Je croise, entre inconscient et Morphée, des hommes, le plus souvent inconnus qui me troublent.

Je n'ai au réveil que peu de souvenirs de ces orgasmes qui ne m'ont pas réveillée. À moins que, moite et coite, je ne me réveille avant l'acmé, (idée de) coïtus (déjà) interruptus, sentiment suave et frustré.

Une nuit, j'ai joui quand j'ai auditionné, en anglais, morte de trac, Le roi Lear (je ne suis pas comédienne, je ne connais pas une ligne de Lear même si la pièce m'est familière) pour un metteur en scène (dont il est vrai que, dans la réalité, la voix seule me transporte...).

Une autre, un danseur au corps parfait me prenait comme un garçon, mon échine entre ses dents.
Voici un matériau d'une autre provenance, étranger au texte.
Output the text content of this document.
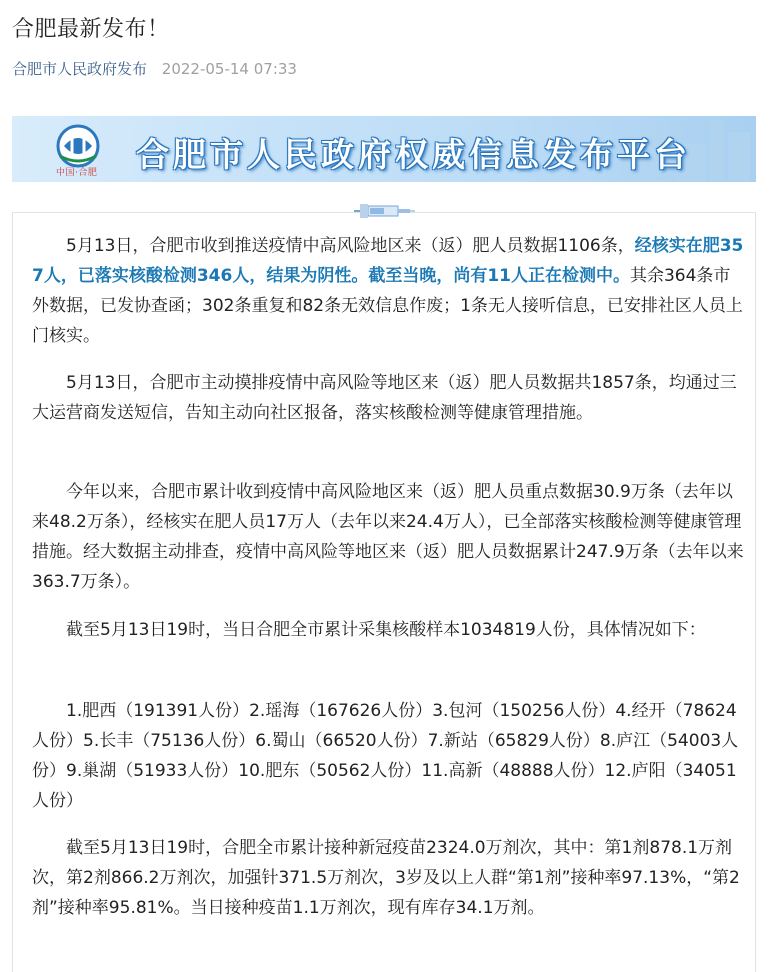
合肥最新发布！
合肥市人民政府发布 2022-05-14 07:33
中国·合肥 合肥市人民政府权威信息发布平台

5月13日，合肥市收到推送疫情中高风险地区来（返）肥人员数据1106条，经核实在肥357人，已落实核酸检测346人，结果为阴性。截至当晚，尚有11人正在检测中。其余364条市外数据，已发协查函；302条重复和82条无效信息作废；1条无人接听信息，已安排社区人员上门核实。

5月13日，合肥市主动摸排疫情中高风险等地区来（返）肥人员数据共1857条，均通过三大运营商发送短信，告知主动向社区报备，落实核酸检测等健康管理措施。

今年以来，合肥市累计收到疫情中高风险地区来（返）肥人员重点数据30.9万条（去年以来48.2万条），经核实在肥人员17万人（去年以来24.4万人），已全部落实核酸检测等健康管理措施。经大数据主动排查，疫情中高风险等地区来（返）肥人员数据累计247.9万条（去年以来363.7万条）。

截至5月13日19时，当日合肥全市累计采集核酸样本1034819人份，具体情况如下：

1.肥西（191391人份）2.瑶海（167626人份）3.包河（150256人份）4.经开（78624人份）5.长丰（75136人份）6.蜀山（66520人份）7.新站（65829人份）8.庐江（54003人份）9.巢湖（51933人份）10.肥东（50562人份）11.高新（48888人份）12.庐阳（34051人份）

截至5月13日19时，合肥全市累计接种新冠疫苗2324.0万剂次，其中：第1剂878.1万剂次，第2剂866.2万剂次，加强针371.5万剂次，3岁及以上人群“第1剂”接种率97.13%，“第2剂”接种率95.81%。当日接种疫苗1.1万剂次，现有库存34.1万剂。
D'autres fois, c'est plus flou, il y a du cuir, des lanières, des mains infatigables, des agaceries préliminaires, une tension ténue, une excitation épaisse. Rien d'autre, juste l'agacement, l'envie, l'ambiance, le penchant, l'imagerie, qui se nourrissent et s'autosuffisent. En position fœtale, je me love dans ces sensations diffuses.

Alors, je m'étire, je me lève et, toute la journée, je poursuis mes songes de la nuit, des rêves dont il ne reste que des bribes, comme des filaments de barbe-à-papa poussés par une tempête qui ne laissent ni trace, ni goût, juste une odeur de sucre.

Et à toi qui n'est pas dans ma tête, je demande sans mots ou avec des phrases maladroites, de me rendre, sur et dans la chair, ces chimères que le sommeil m'a refusées.